First, I don't see any point in generating two random numbers per iteration. Just generate one and square it.

Second, I generally try to avoid using pow() when all I'm doing is squaring or cubing a number. After all, x*x produces the same result as pow(x, 2) without the overhead of a function call.

Third, it's not clear to me what you are doing, but it doesn't seem like a Monte Carlo simulation. In a Monte Carlo simulation of the value of ##\pi## you would be simulating throwing darts at a quarter circle of radius 1 that sits inside a unit square. In the simulation you generate x and y values at random (in the range 0 to 1). If the point lies inside the circle, count it. If it lies outside the circle, don't count it. With a large number of darts, the ratio of points inside the circle to the total number of darts thrown should be close to ##\pi/4##.

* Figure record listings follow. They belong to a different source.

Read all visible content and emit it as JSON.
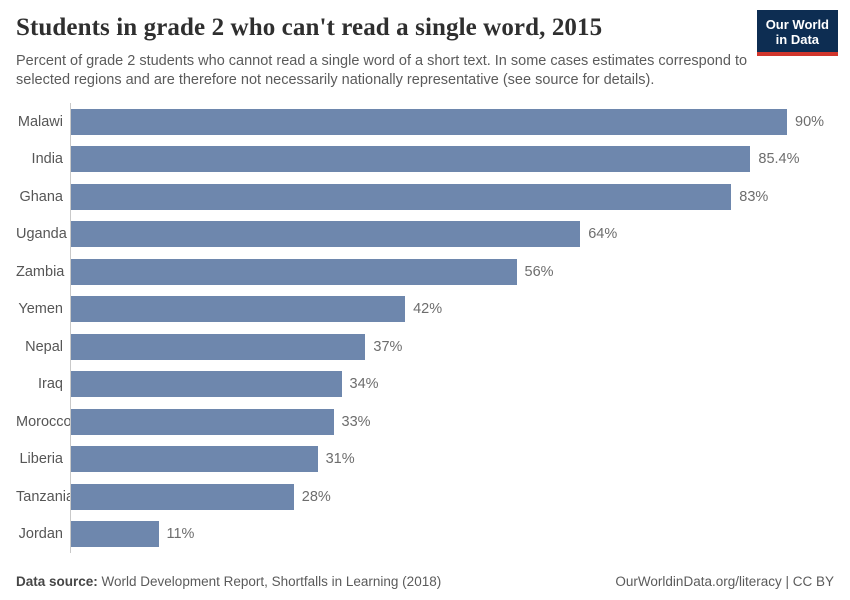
{
  "header": {
    "title": "Students in grade 2 who can't read a single word, 2015",
    "subtitle": "Percent of grade 2 students who cannot read a single word of a short text. In some cases estimates correspond to selected regions and are therefore not necessarily nationally representative (see source for details).",
    "logo": {
      "line1": "Our World",
      "line2": "in Data"
    }
  },
  "chart_data": {
    "type": "bar",
    "orientation": "horizontal",
    "title": "Students in grade 2 who can't read a single word, 2015",
    "categories": [
      "Malawi",
      "India",
      "Ghana",
      "Uganda",
      "Zambia",
      "Yemen",
      "Nepal",
      "Iraq",
      "Morocco",
      "Liberia",
      "Tanzania",
      "Jordan"
    ],
    "values": [
      90,
      85.4,
      83,
      64,
      56,
      42,
      37,
      34,
      33,
      31,
      28,
      11
    ],
    "value_labels": [
      "90%",
      "85.4%",
      "83%",
      "64%",
      "56%",
      "42%",
      "37%",
      "34%",
      "33%",
      "31%",
      "28%",
      "11%"
    ],
    "unit": "%",
    "xlim": [
      0,
      90
    ],
    "grid": false,
    "legend": "none",
    "bar_color": "#6e87ad"
  },
  "footer": {
    "source_label": "Data source:",
    "source_text": " World Development Report, Shortfalls in Learning (2018)",
    "credit": "OurWorldinData.org/literacy | CC BY"
  },
  "colors": {
    "bar": "#6e87ad",
    "logo_background": "#0d2d52",
    "logo_accent": "#d1352c",
    "axis_line": "#c9c9c9",
    "title_text": "#2f2f2f",
    "subtitle_text": "#5b5b5b"
  }
}
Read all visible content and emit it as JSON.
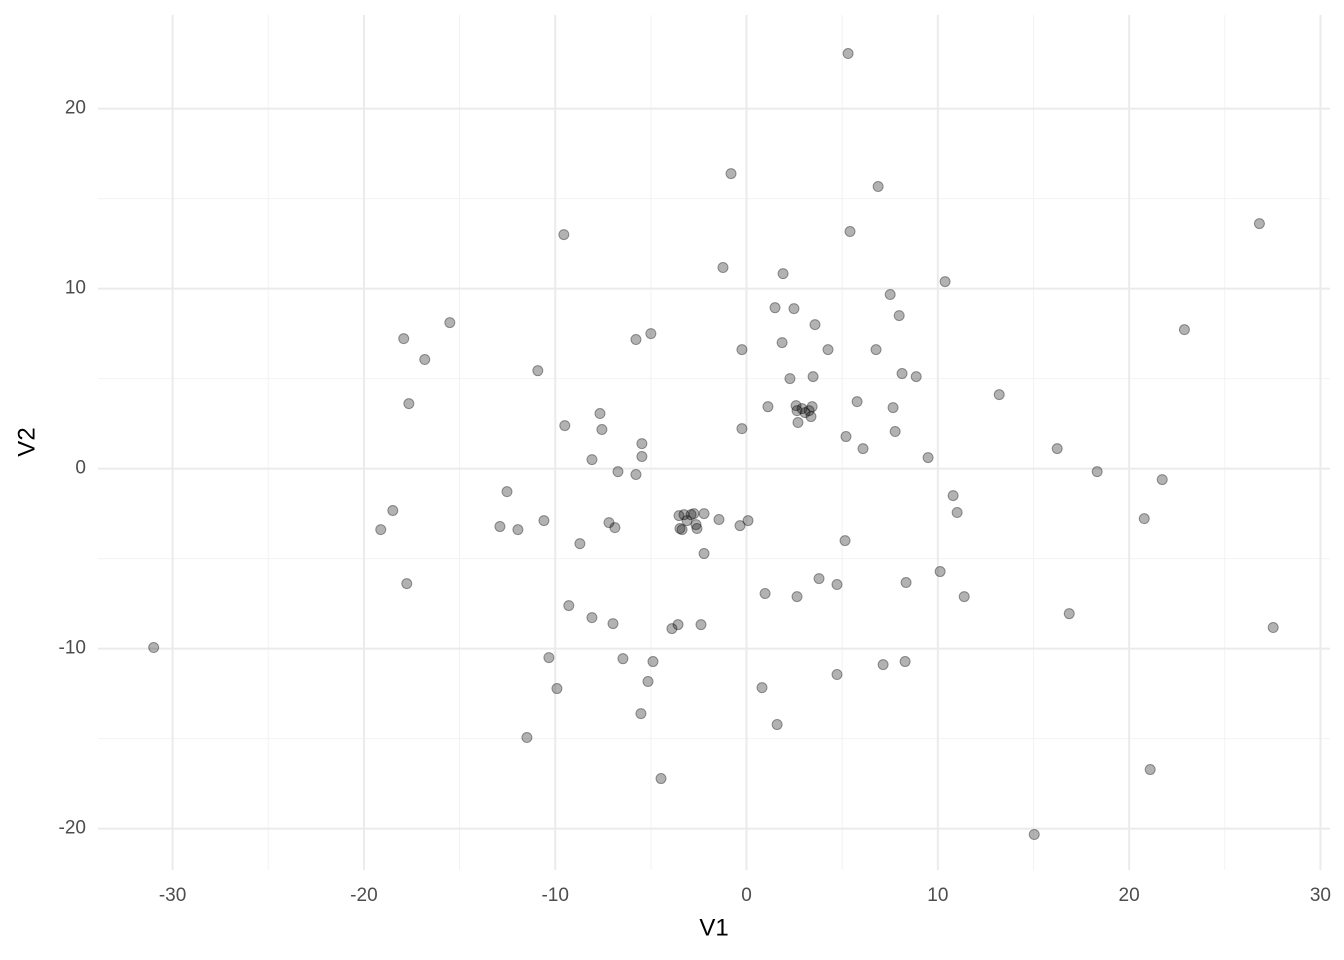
{
  "chart_data": {
    "type": "scatter",
    "x_label": "V1",
    "y_label": "V2",
    "xlim": [
      -33.9,
      30.5
    ],
    "ylim": [
      -22.3,
      25.2
    ],
    "xticks": [
      -30,
      -20,
      -10,
      0,
      10,
      20,
      30
    ],
    "yticks": [
      -20,
      -10,
      0,
      10,
      20
    ],
    "xminorticks": [
      -25,
      -15,
      -5,
      5,
      15,
      25
    ],
    "yminorticks": [
      -15,
      -5,
      5,
      15
    ],
    "grid": true,
    "color": "#000000",
    "opacity": 0.3,
    "x": [
      5.31,
      -0.81,
      6.88,
      26.81,
      -9.55,
      5.41,
      -1.23,
      1.91,
      10.38,
      7.51,
      1.49,
      2.48,
      -15.51,
      3.58,
      7.98,
      22.89,
      -17.92,
      -5.0,
      -5.78,
      1.86,
      -0.24,
      4.26,
      6.77,
      -16.82,
      -10.91,
      2.27,
      3.48,
      8.13,
      8.87,
      13.21,
      -17.65,
      1.12,
      5.78,
      -7.66,
      2.59,
      2.64,
      2.9,
      3.06,
      3.27,
      3.43,
      3.37,
      7.66,
      2.69,
      -9.5,
      -7.56,
      -0.24,
      7.77,
      5.2,
      -5.47,
      6.09,
      16.24,
      -5.47,
      9.49,
      -8.08,
      -6.72,
      -5.78,
      18.33,
      21.73,
      -12.52,
      10.8,
      -18.49,
      11.01,
      20.79,
      -10.59,
      -1.44,
      0.08,
      -7.19,
      -6.88,
      -3.53,
      -3.27,
      -2.9,
      -2.75,
      -2.22,
      -3.11,
      -2.64,
      -3.48,
      -3.37,
      -2.59,
      -0.34,
      -12.89,
      -11.95,
      -19.12,
      -8.71,
      5.15,
      -2.22,
      10.12,
      3.79,
      -17.76,
      4.73,
      8.34,
      0.97,
      2.64,
      11.38,
      -9.29,
      16.87,
      -8.08,
      -6.98,
      -3.9,
      -3.58,
      -2.38,
      27.53,
      -30.99,
      -10.33,
      -6.46,
      -4.89,
      8.29,
      7.14,
      4.73,
      -5.15,
      -9.91,
      0.81,
      -5.52,
      1.6,
      -11.48,
      -4.47,
      21.1,
      15.04
    ],
    "values": [
      23.06,
      16.39,
      15.67,
      13.61,
      13.0,
      13.17,
      11.17,
      10.83,
      10.39,
      9.67,
      8.94,
      8.89,
      8.11,
      8.0,
      8.5,
      7.72,
      7.22,
      7.5,
      7.17,
      7.0,
      6.61,
      6.61,
      6.61,
      6.06,
      5.44,
      5.0,
      5.11,
      5.28,
      5.11,
      4.11,
      3.61,
      3.44,
      3.72,
      3.06,
      3.5,
      3.22,
      3.33,
      3.11,
      3.22,
      3.44,
      2.89,
      3.39,
      2.56,
      2.39,
      2.17,
      2.22,
      2.06,
      1.78,
      1.39,
      1.11,
      1.11,
      0.67,
      0.61,
      0.5,
      -0.17,
      -0.33,
      -0.17,
      -0.61,
      -1.28,
      -1.5,
      -2.33,
      -2.44,
      -2.78,
      -2.89,
      -2.83,
      -2.89,
      -3.0,
      -3.28,
      -2.61,
      -2.56,
      -2.56,
      -2.5,
      -2.5,
      -2.89,
      -3.11,
      -3.33,
      -3.39,
      -3.33,
      -3.17,
      -3.22,
      -3.39,
      -3.39,
      -4.17,
      -4.0,
      -4.72,
      -5.72,
      -6.11,
      -6.39,
      -6.44,
      -6.33,
      -6.94,
      -7.11,
      -7.11,
      -7.61,
      -8.06,
      -8.28,
      -8.61,
      -8.89,
      -8.67,
      -8.67,
      -8.83,
      -9.94,
      -10.5,
      -10.56,
      -10.72,
      -10.72,
      -10.89,
      -11.44,
      -11.83,
      -12.22,
      -12.17,
      -13.61,
      -14.22,
      -14.94,
      -17.22,
      -16.72,
      -20.33
    ]
  }
}
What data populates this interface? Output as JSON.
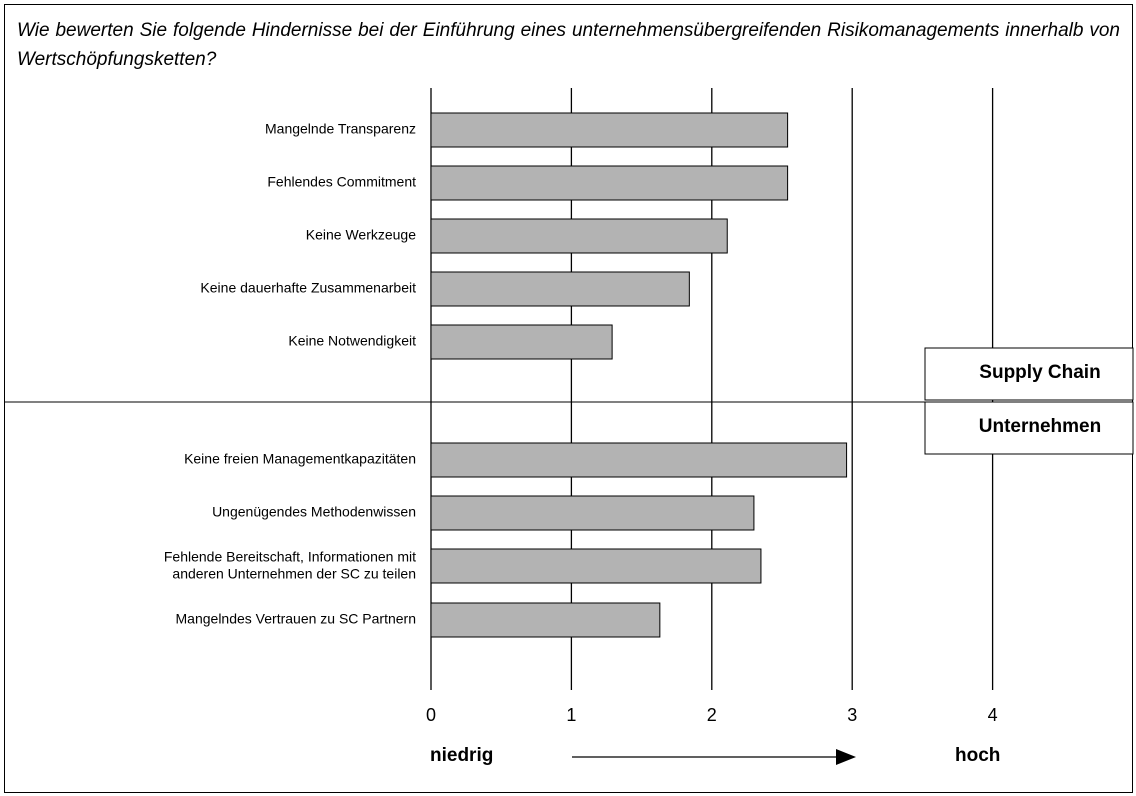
{
  "chart_data": {
    "type": "bar",
    "orientation": "horizontal",
    "title": "Wie bewerten Sie folgende Hindernisse bei der Einführung eines unternehmensübergreifenden Risikomanagements innerhalb von Wertschöpfungsketten?",
    "groups": [
      {
        "name": "Supply Chain",
        "categories": [
          "Mangelnde Transparenz",
          "Fehlendes Commitment",
          "Keine Werkzeuge",
          "Keine dauerhafte Zusammenarbeit",
          "Keine Notwendigkeit"
        ],
        "values": [
          2.54,
          2.54,
          2.11,
          1.84,
          1.29
        ]
      },
      {
        "name": "Unternehmen",
        "categories": [
          "Keine freien Managementkapazitäten",
          "Ungenügendes Methodenwissen",
          "Fehlende Bereitschaft, Informationen mit\nanderen  Unternehmen der SC zu teilen",
          "Mangelndes Vertrauen zu SC Partnern"
        ],
        "values": [
          2.96,
          2.3,
          2.35,
          1.63
        ]
      }
    ],
    "color": "#b3b3b3",
    "xlim": [
      0,
      5
    ],
    "xticks": [
      0,
      1,
      2,
      3,
      4
    ],
    "grid": true,
    "axis_low_label": "niedrig",
    "axis_high_label": "hoch"
  }
}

Whatever it is that your code is doing, here's how I would modify your code, with an eye to speeding it up.

for(int i = 0; i< 100000; i++)
{
   x = Math.random();
   sum += Math.sqrt(1.0 - x*x); 
}

 

[D H]

Whatever it is that your code is doing ...

What his code is doing is using random sampling to estimate the expected value of the random variable Y, where [itex]Y = \sqrt{1-X^2}[/itex] and X is U(0,1). Since the expected value is an integral (in this case, [itex]E(Y) = \int_0^1 \sqrt{1-x^2}\,dx[/itex]), I would say this qualifies as a monte carlo integration technique -- and it is more efficient than the rejection technique you described.

 

[Mark44]

What his code is doing is using random sampling to estimate the expected value of the random variable Y, where [itex]Y = \sqrt{1-X^2}[/itex] and X is U(0,1). Since the expected value is an integral (in this case, [itex]E(Y) = \int_0^1 \sqrt{1-x^2}\,dx[/itex]), I would say this qualifies as a monte carlo integration technique -- and it is more efficient than the rejection technique you described.

OK, good to know. It bothered me that the result was not too far off from ##\pi##.